"Thanks." She spoke wearily. "I'm sorry to have troubled you. Good-night."

In the hall the manservant waited, and Anstice, pitying his evident anxiety, spoke reassuringly to him as he took his coat. "Your mistress is much better now—with a little care she will soon be all right, I hope."

"Thank you, sir." The man's voice quivered with feeling. "We—we are all very anxious when our lady is not well."

"Of course." Anstice took the hat the servant held and moved to the door. "Is that nine striking? I didn't know it was so late."

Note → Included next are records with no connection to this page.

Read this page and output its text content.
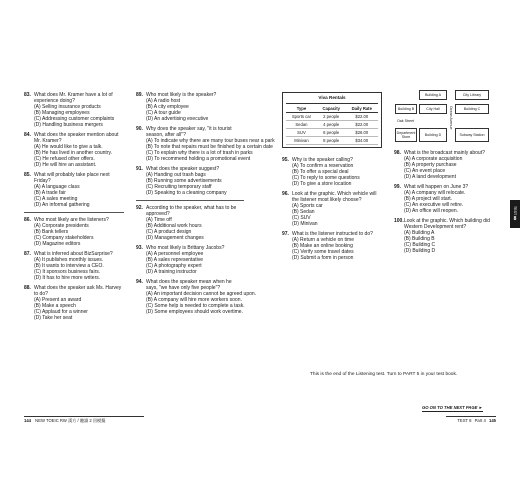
83. What does Mr. Kramer have a lot of experience doing?
(A) Selling insurance products
(B) Managing employees
(C) Addressing customer complaints
(D) Handling business mergers
84. What does the speaker mention about Mr. Kramer?
(A) He would like to give a talk.
(B) He has lived in another country.
(C) He refused other offers.
(D) He will hire an assistant.
85. What will probably take place next Friday?
(A) A language class
(B) A trade fair
(C) A sales meeting
(D) An informal gathering
86. Who most likely are the listeners?
(A) Corporate presidents
(B) Bank tellers
(C) Company stakeholders
(D) Magazine editors
87. What is inferred about BizSurprise?
(A) It publishes monthly issues.
(B) It wants to interview a CEO.
(C) It sponsors business fairs.
(D) It has to hire more writers.
88. What does the speaker ask Ms. Harvey to do?
(A) Present an award
(B) Make a speech
(C) Applaud for a winner
(D) Take her seat
89. Who most likely is the speaker?
(A) A radio host
(B) A city employee
(C) A tour guide
(D) An advertising executive
90. Why does the speaker say, "it is tourist season, after all"?
(A) To indicate why there are many tour buses near a park
(B) To note that repairs must be finished by a certain date
(C) To explain why there is a lot of trash in parks
(D) To recommend holding a promotional event
91. What does the speaker suggest?
(A) Handing out trash bags
(B) Running some advertisements
(C) Recruiting temporary staff
(D) Speaking to a cleaning company
92. According to the speaker, what has to be approved?
(A) Time off
(B) Additional work hours
(C) A product design
(D) Management changes
93. Who most likely is Brittany Jacobs?
(A) A personnel employee
(B) A sales representative
(C) A photography expert
(D) A training instructor
94. What does the speaker mean when he says, "we have only five people"?
(A) An important decision cannot be agreed upon.
(B) A company will hire more workers soon.
(C) Some help is needed to complete a task.
(D) Some employees should work overtime.
Viva Rentals
Type	Capacity	Daily Rate
Sports car	2 people	$22.00
Sedan	4 people	$22.00
SUV	6 people	$26.00
Minivan	8 people	$34.00
95. Why is the speaker calling?
(A) To confirm a reservation
(B) To offer a special deal
(C) To reply to some questions
(D) To give a store location
96. Look at the graphic. Which vehicle will the listener most likely choose?
(A) Sports car
(B) Sedan
(C) SUV
(D) Minivan
97. What is the listener instructed to do?
(A) Return a vehicle on time
(B) Make an online booking
(C) Verify some travel dates
(D) Submit a form in person
Building A	City Library
Building B	City Hall	Building C
Oak Street	Ocean Avenue
Department Store	Building D	Subway Station
98. What is the broadcast mainly about?
(A) A corporate acquisition
(B) A property purchase
(C) An event place
(D) A land development
99. What will happen on June 3?
(A) A company will relocate.
(B) A project will start.
(C) An executive will retire.
(D) An office will reopen.
100. Look at the graphic. Which building did Western Development rent?
(A) Building A
(B) Building B
(C) Building C
(D) Building D
TEST
8
This is the end of the Listening test. Turn to PART 5 in your test book.
GO ON TO THE NEXT PAGE ►
144 NEW TOEIC RW 漢方 / 聽讀 2 回模擬	TEST 8 Part 4 145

Yet in spite of the lateness of the hour Anstice did not drive home at a particularly rapid pace. Something in the episode just closed had intrigued him, piqued his curiosity as well as stimulated his interest; and he was wondering, as he drove, what there was about his patient which suggested a mystery—something, at least, unusual unexpected, in her character or surroundings.

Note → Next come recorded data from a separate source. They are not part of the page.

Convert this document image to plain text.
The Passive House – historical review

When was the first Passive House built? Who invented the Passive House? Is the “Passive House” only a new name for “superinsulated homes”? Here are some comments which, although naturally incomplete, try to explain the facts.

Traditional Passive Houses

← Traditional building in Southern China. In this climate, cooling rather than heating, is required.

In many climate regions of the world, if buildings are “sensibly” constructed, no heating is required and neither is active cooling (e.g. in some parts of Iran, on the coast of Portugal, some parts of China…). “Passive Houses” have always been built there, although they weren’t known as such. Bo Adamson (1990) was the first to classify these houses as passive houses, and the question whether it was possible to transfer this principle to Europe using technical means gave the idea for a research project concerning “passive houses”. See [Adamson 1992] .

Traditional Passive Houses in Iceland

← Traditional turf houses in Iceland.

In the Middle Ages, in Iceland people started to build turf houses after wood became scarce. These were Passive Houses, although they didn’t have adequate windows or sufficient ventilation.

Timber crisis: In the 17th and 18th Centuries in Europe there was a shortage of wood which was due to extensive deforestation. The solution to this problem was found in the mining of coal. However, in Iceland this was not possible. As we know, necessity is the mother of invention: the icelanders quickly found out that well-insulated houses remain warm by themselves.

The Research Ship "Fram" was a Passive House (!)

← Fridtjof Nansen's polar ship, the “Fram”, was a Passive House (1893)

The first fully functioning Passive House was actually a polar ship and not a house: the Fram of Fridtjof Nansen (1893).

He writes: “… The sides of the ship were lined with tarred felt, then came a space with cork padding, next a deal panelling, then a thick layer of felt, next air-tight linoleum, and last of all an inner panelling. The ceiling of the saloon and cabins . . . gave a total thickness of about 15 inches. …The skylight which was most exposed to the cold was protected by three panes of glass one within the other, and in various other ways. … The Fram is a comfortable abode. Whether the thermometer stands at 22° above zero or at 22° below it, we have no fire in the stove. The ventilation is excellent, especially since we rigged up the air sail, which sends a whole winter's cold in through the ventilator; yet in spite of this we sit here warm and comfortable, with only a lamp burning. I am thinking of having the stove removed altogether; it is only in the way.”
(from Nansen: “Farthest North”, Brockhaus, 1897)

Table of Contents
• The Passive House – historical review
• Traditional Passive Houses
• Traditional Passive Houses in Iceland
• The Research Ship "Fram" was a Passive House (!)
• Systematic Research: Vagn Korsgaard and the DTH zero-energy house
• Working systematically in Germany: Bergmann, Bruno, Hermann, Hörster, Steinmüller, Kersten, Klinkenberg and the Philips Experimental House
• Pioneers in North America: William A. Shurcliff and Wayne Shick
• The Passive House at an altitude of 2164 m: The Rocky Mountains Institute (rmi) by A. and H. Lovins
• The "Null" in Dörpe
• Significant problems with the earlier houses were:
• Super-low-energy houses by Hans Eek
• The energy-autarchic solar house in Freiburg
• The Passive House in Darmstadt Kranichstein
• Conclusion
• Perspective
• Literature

"She's uncommonly handsome—but so are heaps of women. Nice house, plenty of money, I should say, and of course she herself is well bred. Yet there is something odd about her—about her manner, rather. Looks at one queerly—almost quizzically—and yet when she smiled she looked extraordinarily sad." He turned a corner rather carelessly and a surprised motor-cyclist sounded his horn reproachfully. "I wonder—is she a widow? There was no sign of a husband, though I believe the servant said something about a child. Anyhow"—he had reached his own house now and slowed down before the gate—"I will see her to-morrow and perhaps learn a little more about her—if there is anything to learn. If not—well, women love to appear mysterious. There never was a woman yet who didn't long to rival the Sphinx and appear an enigma in the eyes of wondering men!"

And he went in to his belated dinner with a rather cynical smile on his lips.


CHAPTER II

Just as Anstice was starting out next morning an urgent telephone message came through, requesting his help at a suddenly imperative operation at a country house some miles distant.